Hara kommentiert – “Little Miss Sunshine” oder I hate everyone!!

Ja, ich weiß, ihr musstet ziemlich lange auf mein Gequatsche verzichten… sorry dafür – bezeichnen wir es einfach als Sommerpause, die hiermit offiziell beendet ist! ;)

Diejenigen unter euch, die „Little Miss Sunshine” kennen fragen sich jetzt wahrscheinlich, was genau der Film hier macht und was er mit unserer Insel zu tun hat… meine Antwort darauf ist: Einiges!
Und das meine ich nicht nur in Bezug auf Olives Onkel und dass er „’n Homo ist” (wie ihr Großvater das so nett ausdrückt…) sondern in Bezug auf den ganzen Film… aber von Anfang an!

In dem Film geht es um Familie Hoover, bestehend aus Mutter Sheryl (Hausfrau, Mutter von zwei Kindern, dauerentnervt), Vater Richard (erfolgloser Autor eines Motivationsprogramms „Die neun Stufen – wie man zum Gewinner wird” mit dem er sämtliche Familienmitglieder an den Rand des Nervenzusammenbruchs treibt), Sheryls Sohn aus erster Ehe, Dwayne („I hate everyone!” – „And your family?” – „Everyone.” Sollte alles sagen… ;) hat ein Schweigegelübde abgelegt, das er erst brechen will, wenn er sich seinen Traum erfüllt hat und Testpilot bei der Air Force geworden ist).
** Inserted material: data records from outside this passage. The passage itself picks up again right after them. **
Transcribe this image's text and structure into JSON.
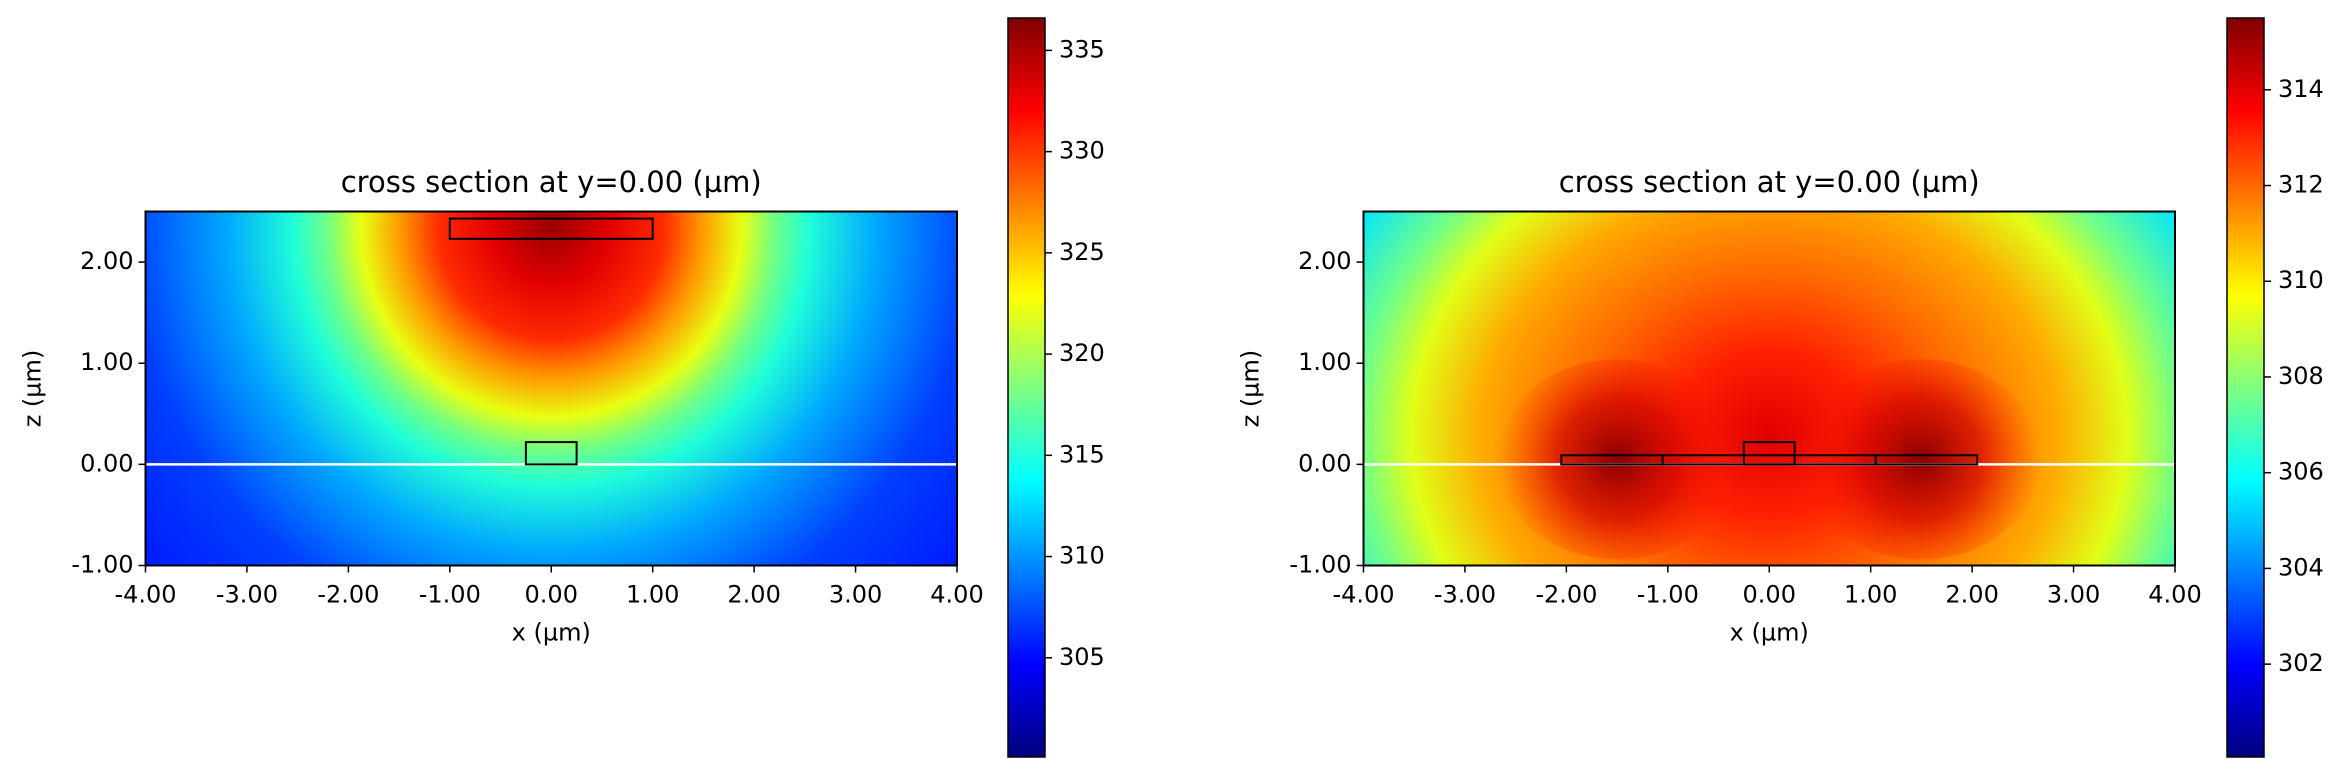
{
  "chart_data": [
    {
      "type": "heatmap",
      "title": "cross section at y=0.00 (µm)",
      "xlabel": "x (µm)",
      "ylabel": "z (µm)",
      "xlim": [
        -4,
        4
      ],
      "ylim": [
        -1,
        2.5
      ],
      "xticks": [
        {
          "value": -4,
          "label": "-4.00"
        },
        {
          "value": -3,
          "label": "-3.00"
        },
        {
          "value": -2,
          "label": "-2.00"
        },
        {
          "value": -1,
          "label": "-1.00"
        },
        {
          "value": 0,
          "label": "0.00"
        },
        {
          "value": 1,
          "label": "1.00"
        },
        {
          "value": 2,
          "label": "2.00"
        },
        {
          "value": 3,
          "label": "3.00"
        },
        {
          "value": 4,
          "label": "4.00"
        }
      ],
      "yticks": [
        {
          "value": -1,
          "label": "-1.00"
        },
        {
          "value": 0,
          "label": "0.00"
        },
        {
          "value": 1,
          "label": "1.00"
        },
        {
          "value": 2,
          "label": "2.00"
        }
      ],
      "clim": [
        300.1,
        336.6
      ],
      "cticks": [
        305,
        310,
        315,
        320,
        325,
        330,
        335
      ],
      "colormap": "jet",
      "interface_z": 0,
      "structures": [
        {
          "x": [
            -1,
            1
          ],
          "z": [
            2.23,
            2.43
          ]
        },
        {
          "x": [
            -0.25,
            0.25
          ],
          "z": [
            0,
            0.22
          ]
        }
      ]
    },
    {
      "type": "heatmap",
      "title": "cross section at y=0.00 (µm)",
      "xlabel": "x (µm)",
      "ylabel": "z (µm)",
      "xlim": [
        -4,
        4
      ],
      "ylim": [
        -1,
        2.5
      ],
      "xticks": [
        {
          "value": -4,
          "label": "-4.00"
        },
        {
          "value": -3,
          "label": "-3.00"
        },
        {
          "value": -2,
          "label": "-2.00"
        },
        {
          "value": -1,
          "label": "-1.00"
        },
        {
          "value": 0,
          "label": "0.00"
        },
        {
          "value": 1,
          "label": "1.00"
        },
        {
          "value": 2,
          "label": "2.00"
        },
        {
          "value": 3,
          "label": "3.00"
        },
        {
          "value": 4,
          "label": "4.00"
        }
      ],
      "yticks": [
        {
          "value": -1,
          "label": "-1.00"
        },
        {
          "value": 0,
          "label": "0.00"
        },
        {
          "value": 1,
          "label": "1.00"
        },
        {
          "value": 2,
          "label": "2.00"
        }
      ],
      "clim": [
        300.06,
        315.5
      ],
      "cticks": [
        302,
        304,
        306,
        308,
        310,
        312,
        314
      ],
      "colormap": "jet",
      "interface_z": 0,
      "structures": [
        {
          "x": [
            -2.05,
            -1.05
          ],
          "z": [
            0,
            0.09
          ]
        },
        {
          "x": [
            -1.05,
            1.05
          ],
          "z": [
            0,
            0.09
          ]
        },
        {
          "x": [
            1.05,
            2.05
          ],
          "z": [
            0,
            0.09
          ]
        },
        {
          "x": [
            -0.25,
            0.25
          ],
          "z": [
            0,
            0.22
          ]
        }
      ]
    }
  ]
}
Dann gibt es da noch Richards Vater, der wegen Drogen und zu vielen Partys aus mehreren Altenheimen geworfen wurde und Sheryls Bruder Frank, der nachdem er sich unglücklich in einen seiner Studenten verliebt hatte nun einen Selbstmordversuch unternommen hat und bis auf weiteres bei der Familie seiner Schwester leben soll.

Die Einzige in der Familie, die keinen an der Klatsche zu haben scheint ist die siebenjährige Tochter Olive. Dafür hat sie einen Traum, sie will Schönheitskönigin werden. Dieser Wunsch scheint für das etwas pummelige Mädchen in weiter Ferne zu liegen – doch als sie erfährt, dass sie bei den regionalen Little-Miss-Sunshine Wahlen von Platz zwei auf Platz eins befördert wurde, will sie nach LA und bei der bundesweiten Entscheidung teilnehmen…

Ihre Eltern wollen mit ihr nach LA fahren, doch da Großvater Edwin (Drogen), Onkel Frank (Selbstmordgefahr) und Bruder Dwayne (zu jung) nicht alleine gelassen werden können, muss schließlich die ganze Familie im uralten VW-Bus nach Kalifornien aufbrechen…

Auf der Fahrt erlebt jedes der Familienmitglieder eine Enttäuschung, es kommt zu Streits, Versöhnungen, Enthüllungen und sogar einem Todesfall…

Dwayne erfährt, dass sein großer Traum unmöglich ist, Frank trifft mitten in der Pampa ausgerechnet den Mann wieder, in den er sich unglücklich verliebt hat und wegen dem er versucht hatte, sich das Leben zu nehmen. Und auch Olive muss erfahren, dass sie nicht so ganz das ist, was die Leute sich unter einer Schönheitskönigin vorstellen.

Doch letzten Endes bringt die Reise die zerrüttete Familie wieder näher zusammen und man fängt an einander zu verstehen – und irgendwie auch zu mögen! ;)

Der Humor in diesem Film ist zum Großteil fies und tiefschwarz, aber absolut genial! Ich bin jedenfalls mehrere Male vor Lachen vom Sofa gefallen!
Außerdem ist der Film total niedlich und trotz seiner Skurrilität auch irgendwie sehr lebensnah! Auf jeden Fall sehenswert!

Ich verbinde den Film nicht (nur) wegen Franks Homosexualität mit unserer Insel, sondern in erster Linie weil er so viel in sich birgt, was doch sehr viel mit uns zu tun hat… in „Little Miss Sunshine” geht es ums Anders-sein, ums Nicht-dazu-passen. Olive stellt am Ende fest, dass sie nicht dem aktuellen Schönheitsideal entspricht, dass sie nicht das süße kleine Mädchen ist, das die Leute sehen wollen, doch genau wie der Rest ihrer durchgeknallten Familie ist sie ein bisschen merkwürdig, aber doch unheimlich liebenswert! ;)

Fazit:
Absolut genialer Humor mit einem unbezahlbaren Steve Carell als Onkel Frank, aber mit einer wunderbaren Botschaft dahinter! Unbedingt anschauen!